In 1900, about one in 40 Americans died each year. During these deadlier days, families often convened at rural garden cemeteries to picnic while communing with their loved ones. So why not give your family something beautiful to admire while they munched on mutton, boneless codfish, canned marrowfat or any other delicacies Sears sold at the time? That’s right, in Sears’s special-edition 1906 “Tombstones and Monuments” catalog, you could choose from myriad markers that were “delivered on the cars at the quarry and marble works in Vermont.”
Sears, of course, had headstones for varied budgets. “This Beautiful Symbol of Innocence,” a quaint monument topped with a sleeping lamb, went for as low as $12.66 (some $420 today); the “Special Double Monument” (one side for “father,” one for “mother”) sold for $20.48 ($675 today); and for big spenders, Sears offered the “Best Dark Barre Granite Sarcophagus,” which started at $113.87 ($3,750 today).
By the 1890s, Richard W. Sears, a backwoods Minnesotan who understood agrarian life, expanded his mail-order enterprise to cater specifically to rural Americans, offering everything from fishing tackle to eyeglasses to baby carriages. “In rural America, you often had a few books, your Bible and the Sears catalog,” says Franz.
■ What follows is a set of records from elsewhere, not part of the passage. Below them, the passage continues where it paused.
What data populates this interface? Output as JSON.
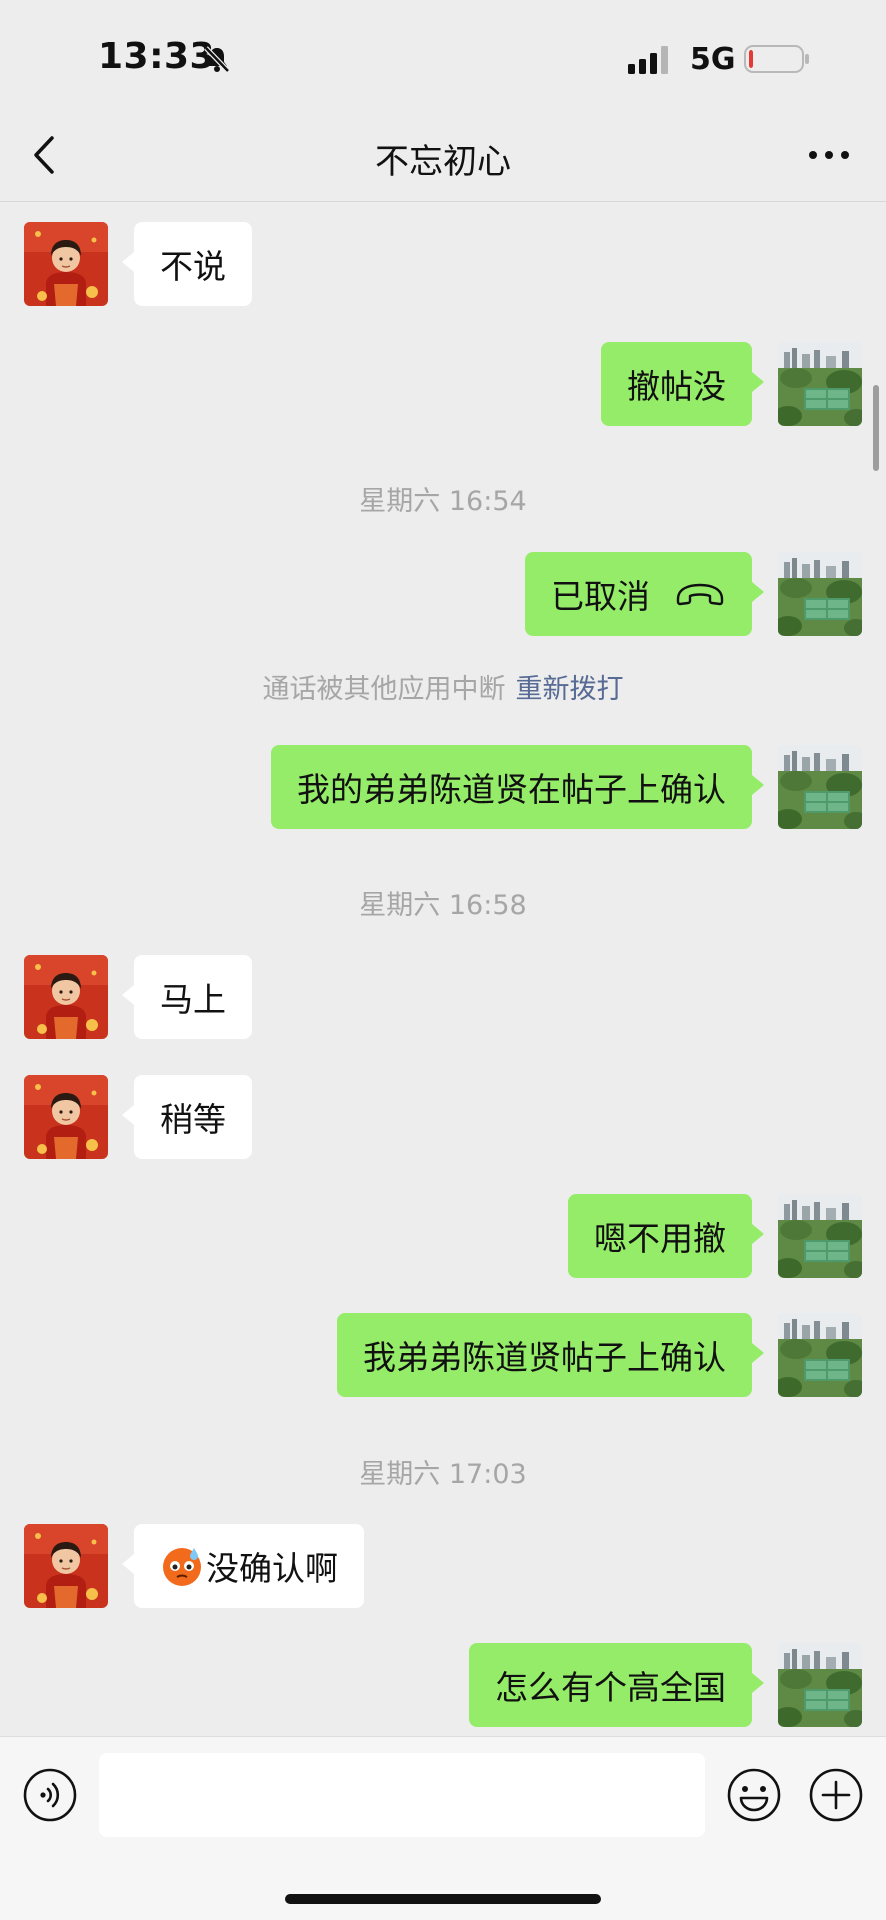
{
  "status_bar": {
    "time": "13:33",
    "network": "5G",
    "battery_level": 0.08,
    "battery_color": "#e53935",
    "icons": [
      "bell-slash-icon",
      "signal-bars-icon",
      "battery-icon"
    ]
  },
  "nav": {
    "title": "不忘初心",
    "back_icon": "chevron-left-icon",
    "more_icon": "ellipsis-icon"
  },
  "messages": [
    {
      "type": "message",
      "direction": "in",
      "text": "不说"
    },
    {
      "type": "message",
      "direction": "out",
      "text": "撤帖没"
    },
    {
      "type": "timestamp",
      "text": "星期六 16:54"
    },
    {
      "type": "call",
      "direction": "out",
      "text": "已取消",
      "icon": "hangup-phone-icon"
    },
    {
      "type": "system",
      "text": "通话被其他应用中断",
      "link": "重新拨打"
    },
    {
      "type": "message",
      "direction": "out",
      "text": "我的弟弟陈道贤在帖子上确认"
    },
    {
      "type": "timestamp",
      "text": "星期六 16:58"
    },
    {
      "type": "message",
      "direction": "in",
      "text": "马上"
    },
    {
      "type": "message",
      "direction": "in",
      "text": "稍等"
    },
    {
      "type": "message",
      "direction": "out",
      "text": "嗯不用撤"
    },
    {
      "type": "message",
      "direction": "out",
      "text": "我弟弟陈道贤帖子上确认"
    },
    {
      "type": "timestamp",
      "text": "星期六 17:03"
    },
    {
      "type": "message",
      "direction": "in",
      "text": "没确认啊",
      "emoji": "sweat-face-emoji-icon"
    },
    {
      "type": "message",
      "direction": "out",
      "text": "怎么有个高全国"
    }
  ],
  "input_bar": {
    "text": "",
    "icons": [
      "voice-icon",
      "emoji-icon",
      "plus-icon"
    ]
  },
  "colors": {
    "background": "#ededed",
    "outgoing_bubble": "#95ec69",
    "incoming_bubble": "#ffffff",
    "link": "#576b95",
    "timestamp": "#a6a6a6"
  }
}
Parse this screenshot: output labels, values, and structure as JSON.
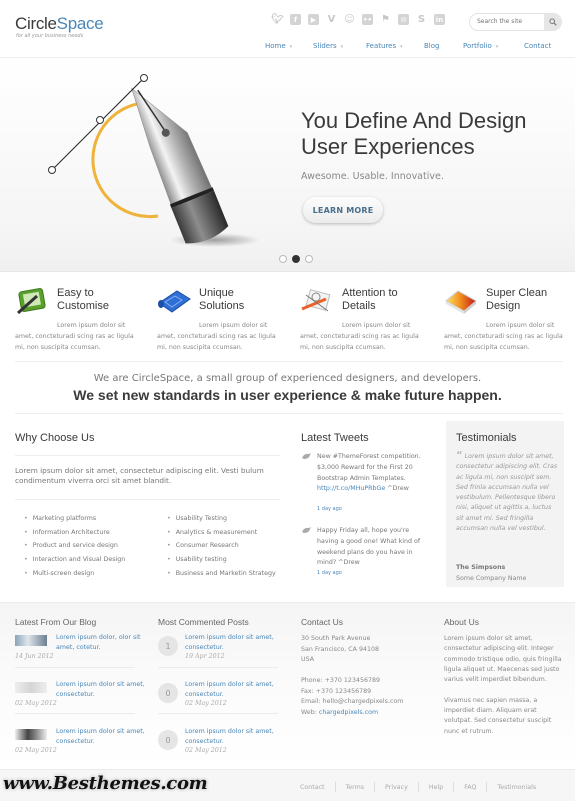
{
  "header": {
    "logo_part1": "Circle",
    "logo_part2": "Space",
    "tagline": "for all your business needs",
    "social_icons": [
      "twitter-icon",
      "facebook-icon",
      "youtube-icon",
      "vimeo-icon",
      "stumbleupon-icon",
      "flickr-icon",
      "delicious-icon",
      "email-icon",
      "skype-icon",
      "linkedin-icon"
    ],
    "search_placeholder": "Search the site"
  },
  "nav": [
    {
      "label": "Home",
      "has_dropdown": true
    },
    {
      "label": "Sliders",
      "has_dropdown": true
    },
    {
      "label": "Features",
      "has_dropdown": true
    },
    {
      "label": "Blog",
      "has_dropdown": false
    },
    {
      "label": "Portfolio",
      "has_dropdown": true
    },
    {
      "label": "Contact",
      "has_dropdown": false
    }
  ],
  "hero": {
    "title_line1": "You Define And Design",
    "title_line2": "User Experiences",
    "subtitle": "Awesome. Usable. Innovative.",
    "button_label": "LEARN MORE",
    "slides_count": 3,
    "active_slide": 2
  },
  "features": [
    {
      "title_line1": "Easy to",
      "title_line2": "Customise",
      "text": "Lorem ipsum dolor sit amet, concteturadi scing ras ac ligula mi, non suscipita ccumsan."
    },
    {
      "title_line1": "Unique",
      "title_line2": "Solutions",
      "text": "Lorem ipsum dolor sit amet, concteturadi scing ras ac ligula mi, non suscipita ccumsan."
    },
    {
      "title_line1": "Attention to",
      "title_line2": "Details",
      "text": "Lorem ipsum dolor sit amet, concteturadi scing ras ac ligula mi, non suscipita ccumsan."
    },
    {
      "title_line1": "Super Clean",
      "title_line2": "Design",
      "text": "Lorem ipsum dolor sit amet, concteturadi scing ras ac ligula mi, non suscipita ccumsan."
    }
  ],
  "intro": {
    "line1": "We are CircleSpace, a small group of experienced designers, and developers.",
    "line2": "We set new standards in user experience & make future happen."
  },
  "why": {
    "title": "Why Choose Us",
    "text": "Lorem ipsum dolor sit amet, consectetur adipiscing elit. Vesti bulum condimentum viverra orci sit amet blandit.",
    "list_left": [
      "Marketing platforms",
      "Information Architecture",
      "Product and service design",
      "Interaction and Visual Design",
      "Multi-screen design"
    ],
    "list_right": [
      "Usability Testing",
      "Analytics & measurement",
      "Consumer Research",
      "Usability testing",
      "Business and Marketin Strategy"
    ]
  },
  "tweets": {
    "title": "Latest Tweets",
    "items": [
      {
        "text": "New #ThemeForest competition. $3,000 Reward for the First 20 Bootstrap Admin Templates. ",
        "link": "http://t.co/MHuPRbGe",
        "suffix": " ^Drew",
        "date": "1 day ago"
      },
      {
        "text": "Happy Friday all, hope you're having a good one! What kind of weekend plans do you have in mind? ^Drew",
        "link": "",
        "suffix": "",
        "date": "1 day ago"
      }
    ]
  },
  "testimonials": {
    "title": "Testimonials",
    "quote": "Lorem ipsum dolor sit amet, consectetur adipiscing elit. Cras ac ligula mi, non suscipit sem. Sed frinla accumsan nulla vel vestibulum. Pellentesque libero nisi, aliquet ut agittis a, luctus sit amet mi. Sed fringilla accumsan nulla vel vestibul.",
    "author": "The Simpsons",
    "company": "Some Company Name"
  },
  "footer": {
    "blog": {
      "title": "Latest From Our Blog",
      "items": [
        {
          "title": "Lorem ipsum dolor, olor sit amet, cotetur.",
          "date": "14 Jun 2012"
        },
        {
          "title": "Lorem ipsum dolor sit amet, consectetur.",
          "date": "02 May 2012"
        },
        {
          "title": "Lorem ipsum dolor sit amet, consectetur.",
          "date": "02 May 2012"
        }
      ]
    },
    "commented": {
      "title": "Most Commented Posts",
      "items": [
        {
          "count": "1",
          "title": "Lorem ipsum dolor sit amet, consectetur.",
          "date": "19 Apr 2012"
        },
        {
          "count": "0",
          "title": "Lorem ipsum dolor sit amet, consectetur.",
          "date": "02 May 2012"
        },
        {
          "count": "0",
          "title": "Lorem ipsum dolor sit amet, consectetur.",
          "date": "02 May 2012"
        }
      ]
    },
    "contact": {
      "title": "Contact Us",
      "address1": "30 South Park Avenue",
      "address2": "San Francisco, CA 94108",
      "address3": "USA",
      "phone": "Phone: +370 123456789",
      "fax": "Fax: +370 123456789",
      "email": "Email: hello@chargedpixels.com",
      "web_label": "Web: ",
      "web_link": "chargedpixels.com"
    },
    "about": {
      "title": "About Us",
      "para1": "Lorem ipsum dolor sit amet, consectetur adipiscing elit. Integer commodo tristique odio, quis fringilla ligula aliquet ut. Maecenas sed justo varius velit imperdiet bibendum.",
      "para2": "Vivamus nec sapien massa, a imperdiet diam. Aliquam erat volutpat. Sed consectetur suscipit nunc et rutrum."
    },
    "watermark": "www.Besthemes.com",
    "links": [
      "Contact",
      "Terms",
      "Privacy",
      "Help",
      "FAQ",
      "Testimonials"
    ]
  }
}
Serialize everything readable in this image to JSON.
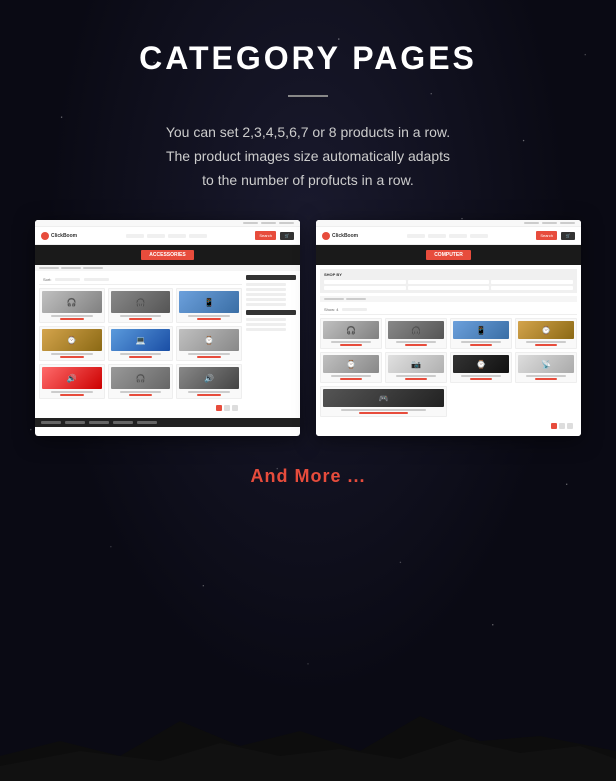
{
  "page": {
    "title": "CATEGORY PAGES",
    "divider": true,
    "description": "You can set 2,3,4,5,6,7 or 8 products in a row.\nThe product images size automatically adapts\nto the number of profucts in a row.",
    "and_more_label": "And More ...",
    "screenshots": [
      {
        "id": "screenshot-left",
        "alt": "Category page with sidebar layout"
      },
      {
        "id": "screenshot-right",
        "alt": "Category page with wider layout"
      }
    ]
  }
}
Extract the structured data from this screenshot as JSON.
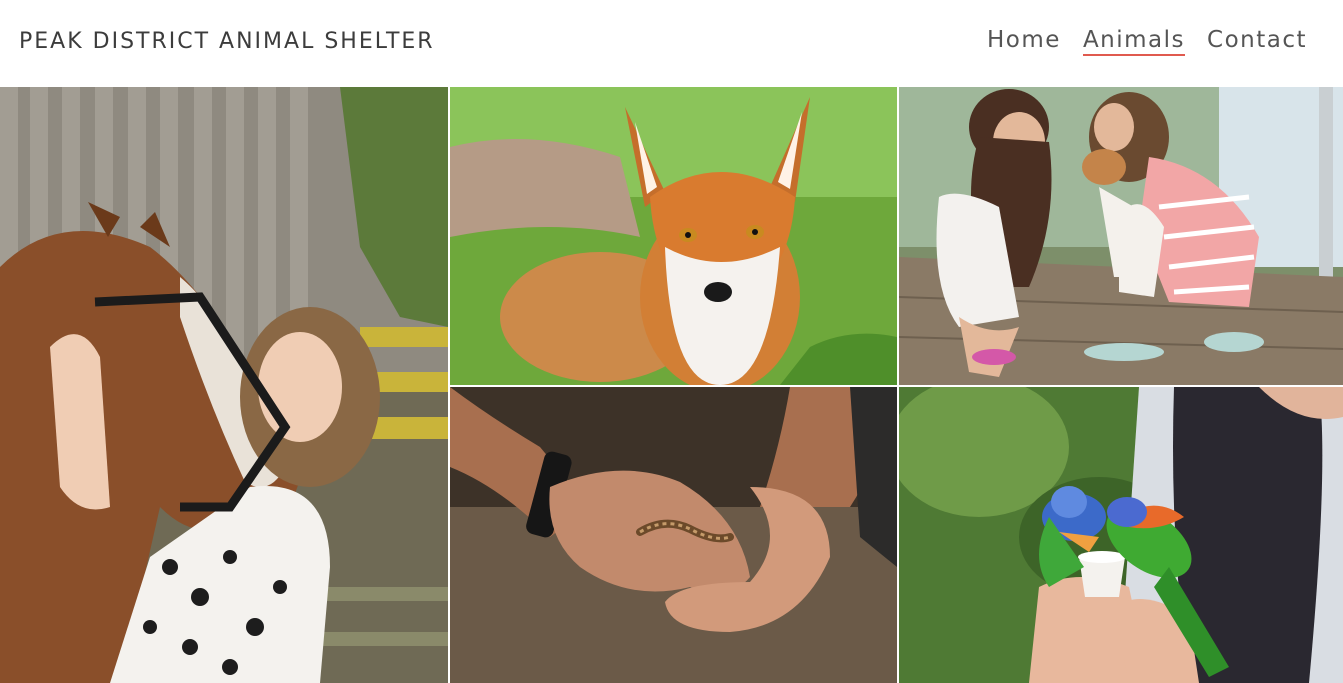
{
  "header": {
    "brand": "PEAK DISTRICT ANIMAL SHELTER",
    "nav": [
      {
        "label": "Home",
        "active": false
      },
      {
        "label": "Animals",
        "active": true
      },
      {
        "label": "Contact",
        "active": false
      }
    ]
  },
  "gallery": {
    "photos": [
      {
        "subject": "girl-hugging-horse"
      },
      {
        "subject": "red-fox-in-grass"
      },
      {
        "subject": "girls-with-puppy"
      },
      {
        "subject": "hands-holding-small-snake"
      },
      {
        "subject": "lorikeets-feeding-from-cup"
      }
    ]
  },
  "colors": {
    "accent_underline": "#e05a4f",
    "brand_text": "#3c3c3c",
    "nav_text": "#555555"
  }
}
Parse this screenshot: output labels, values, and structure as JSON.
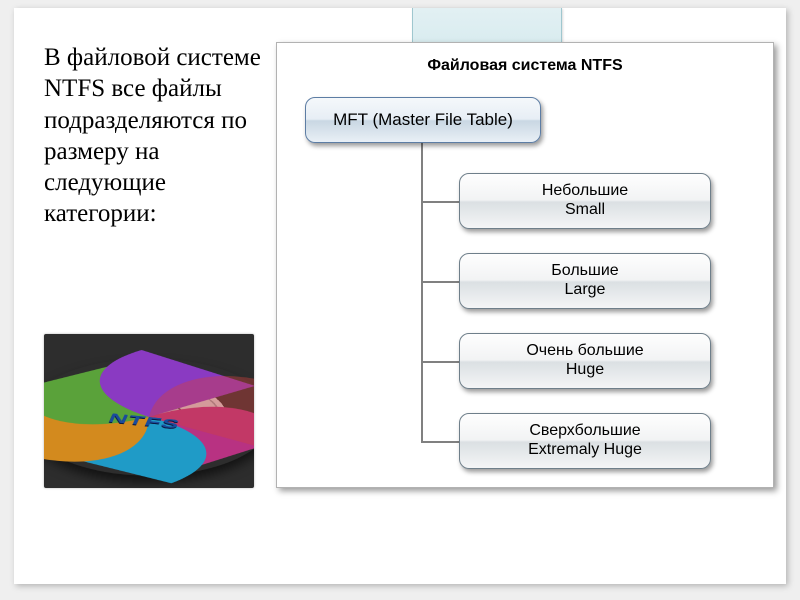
{
  "paragraph": "В файловой системе NTFS все файлы подразделяются по размеру на следующие категории:",
  "photo_label": "NTFS",
  "diagram": {
    "title": "Файловая система NTFS",
    "root": "MFT (Master File Table)",
    "children": [
      {
        "line1": "Небольшие",
        "line2": "Small"
      },
      {
        "line1": "Большие",
        "line2": "Large"
      },
      {
        "line1": "Очень большие",
        "line2": "Huge"
      },
      {
        "line1": "Сверхбольшие",
        "line2": "Extremaly Huge"
      }
    ]
  }
}
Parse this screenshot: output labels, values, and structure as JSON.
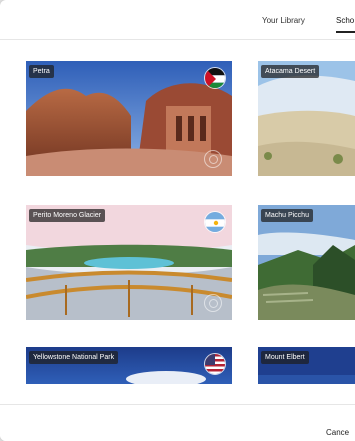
{
  "tabs": {
    "library_label": "Your Library",
    "school_label": "Scho"
  },
  "cards": [
    {
      "title": "Petra",
      "flag": "jordan-flag-icon"
    },
    {
      "title": "Atacama Desert"
    },
    {
      "title": "Perito Moreno Glacier",
      "flag": "argentina-flag-icon"
    },
    {
      "title": "Machu Picchu"
    },
    {
      "title": "Yellowstone National Park",
      "flag": "usa-flag-icon"
    },
    {
      "title": "Mount Elbert"
    }
  ],
  "footer": {
    "cancel_label": "Cance"
  }
}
Benefiting from Rural Free Delivery, America’s burgeoning westward expansion and an era when background checks didn’t exist, Sears sold guns, in the mail, to anyone. In Sears’s 1950 Big Book, long before the Gun Control Act of 1968 or the Brady Law of 1993 anyone—absolutely anyone—could buy a Remington .22 for $17.95 (about $221 today), a Browning automatic for $78.44 ($966 today) or a Winchester for $98.89 ($1,218 today).